Unlike the other types of brain tumours that I mentioned in the section Introduction to Brain Tumours which are induced by random mutations in genes because of exposure to mutagens, there are certain types of brain tumours that can be passed on from generation to generation because of the loss of tumour suppressor genes. These disorders are all autosomal dominant, and there are four well-known types of familial tumour syndromes, and in the past they were labelled as ‘neurophakomatoses’ because they manifested both within the nervous system and the cutaneous (skin) system. These syndromes are known as neurofibromatosis (types 1 and 2), tuberous sclerosis and von Hippel-Lindau disease.

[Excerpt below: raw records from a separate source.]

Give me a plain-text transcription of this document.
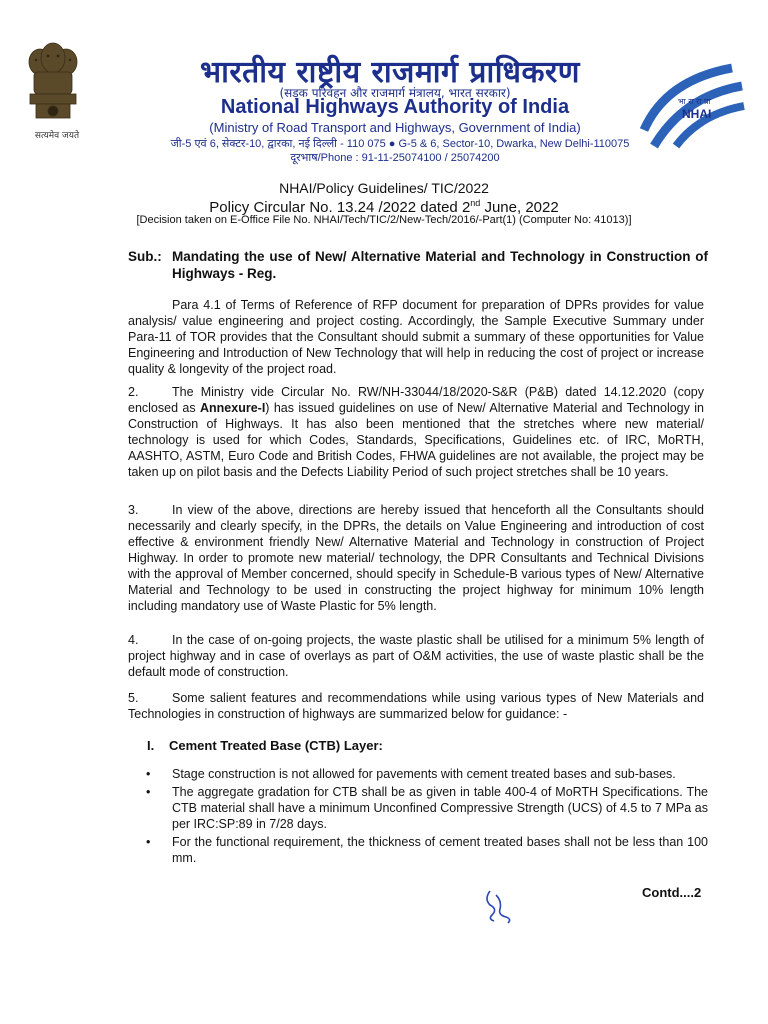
सत्यमेव जयते
भारतीय राष्ट्रीय राजमार्ग प्राधिकरण
(सड़क परिवहन और राजमार्ग मंत्रालय, भारत सरकार)
National Highways Authority of India
(Ministry of Road Transport and Highways, Government of India)
जी-5 एवं 6, सेक्टर-10, द्वारका, नई दिल्ली - 110 075 ● G-5 & 6, Sector-10, Dwarka, New Delhi-110075
दूरभाष/Phone : 91-11-25074100 / 25074200
भा रा रा प्रा
NHAI
NHAI/Policy Guidelines/ TIC/2022
Policy Circular No. 13.24 /2022 dated 2nd June, 2022
[Decision taken on E-Office File No. NHAI/Tech/TIC/2/New-Tech/2016/-Part(1) (Computer No: 41013)]
Sub.: Mandating the use of New/ Alternative Material and Technology in Construction of Highways - Reg.
Para 4.1 of Terms of Reference of RFP document for preparation of DPRs provides for value analysis/ value engineering and project costing. Accordingly, the Sample Executive Summary under Para-11 of TOR provides that the Consultant should submit a summary of these opportunities for Value Engineering and Introduction of New Technology that will help in reducing the cost of project or increase quality & longevity of the project road.
2.	The Ministry vide Circular No. RW/NH-33044/18/2020-S&R (P&B) dated 14.12.2020 (copy enclosed as Annexure-I) has issued guidelines on use of New/ Alternative Material and Technology in Construction of Highways. It has also been mentioned that the stretches where new material/ technology is used for which Codes, Standards, Specifications, Guidelines etc. of IRC, MoRTH, AASHTO, ASTM, Euro Code and British Codes, FHWA guidelines are not available, the project may be taken up on pilot basis and the Defects Liability Period of such project stretches shall be 10 years.
3.	In view of the above, directions are hereby issued that henceforth all the Consultants should necessarily and clearly specify, in the DPRs, the details on Value Engineering and introduction of cost effective & environment friendly New/ Alternative Material and Technology in construction of Project Highway. In order to promote new material/ technology, the DPR Consultants and Technical Divisions with the approval of Member concerned, should specify in Schedule-B various types of New/ Alternative Material and Technology to be used in constructing the project highway for minimum 10% length including mandatory use of Waste Plastic for 5% length.
4.	In the case of on-going projects, the waste plastic shall be utilised for a minimum 5% length of project highway and in case of overlays as part of O&M activities, the use of waste plastic shall be the default mode of construction.
5.	Some salient features and recommendations while using various types of New Materials and Technologies in construction of highways are summarized below for guidance: -
I. Cement Treated Base (CTB) Layer:
• Stage construction is not allowed for pavements with cement treated bases and sub-bases.
• The aggregate gradation for CTB shall be as given in table 400-4 of MoRTH Specifications. The CTB material shall have a minimum Unconfined Compressive Strength (UCS) of 4.5 to 7 MPa as per IRC:SP:89 in 7/28 days.
• For the functional requirement, the thickness of cement treated bases shall not be less than 100 mm.
Contd....2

The symptoms associated with these conditions, like other brain tumours, are dependent on where in the brain the tumours are located.
What are the similarities and the differences between type 1 and
type 2 neurofibromatosis?
Neurofibromatosis is well-known for the presence of neurofibromas, which as the picture alongside demonstrates, are harmless lumps that grow anywhere on the surface on the skin. There are two types: solitary (which is self-explanatory) and plexiform neurofibromas, which can cause alterations in appearance due to the bundling effect. Type 1 NF is much more common than type 2 NF, however in type 1, there may or may not be a link between the genetic mutation and the disease, however there is always some degree of correlation in type 2 NF. I’ll discuss each of them briefly below.
Type 1 Neurofibromatosis
Type 1 neurofibromatosis is characterised by tumours in and around the eye and the skin area. There are several types of tumours associated with this condition, including gliomas of the optic nerve and neurofibromas. Also, there are unique diagnostic features associated with this disease, known as Lisch nodules and cafe au lait spots: these features are seen in the iris and macula of the eye, respectively. People that develop neurofibromas have a higher risk of developing malignant tumours than the normal population. Like I mentioned earlier, despite the fact that someone may have the NF1 genetic mutation, they may through life asymptomatically, whereas others may go through progressive deterioration with compression of the spinal cord, disfiguring lesions and other spinal deformities.
Type 2 Neurofibromatosis
Type 2 neurofibromatosis is characterized by tumours within the meninges (meningiomas) and tumours within the ear canal, otherwise known as bilateral vestibular or acoustic schwannomas. Additionally, there be ependymomas present within the spinal cord, as well as non-neoplastic lesions within the neurons composed of inappropriately placed glial or Schwann cells.
Tuberous sclerosis is a condition which results from mutations within the TSC-1 and TSC-2 genes. TSC-1 is the gene which encodes hamartin and TSC-2 encodes tuberin. They are both tumour-suppressing genes, and their proteins are involved in the rate of cellular division and protein synthesis within neurons. When these genes are mutated benign tumours and hamartomas (non-tumour structures resulting from faulty organ development) grows within the brain and other tissues. A table outlining the different types of abnormalities that develop is seen below:
Von Hippel-Lindau Disease
Von Hippel-Lindau disease is characterized by a mutation of the VHL gene: the protein controls the process of angiogenesis (blood vessel expansion). Like the previous types of tumours, it is autosomal dominant, and the patient may either develop cysts or haemoangioblastomas. The location of these abnormalities are discussed in the table below. The treatment for von Hippel-Lindau disease is targeted at the neoplasms which cause the symptoms, and it may include surgical resection and laser therapy in the case of haemoangioblastomas within the retinas.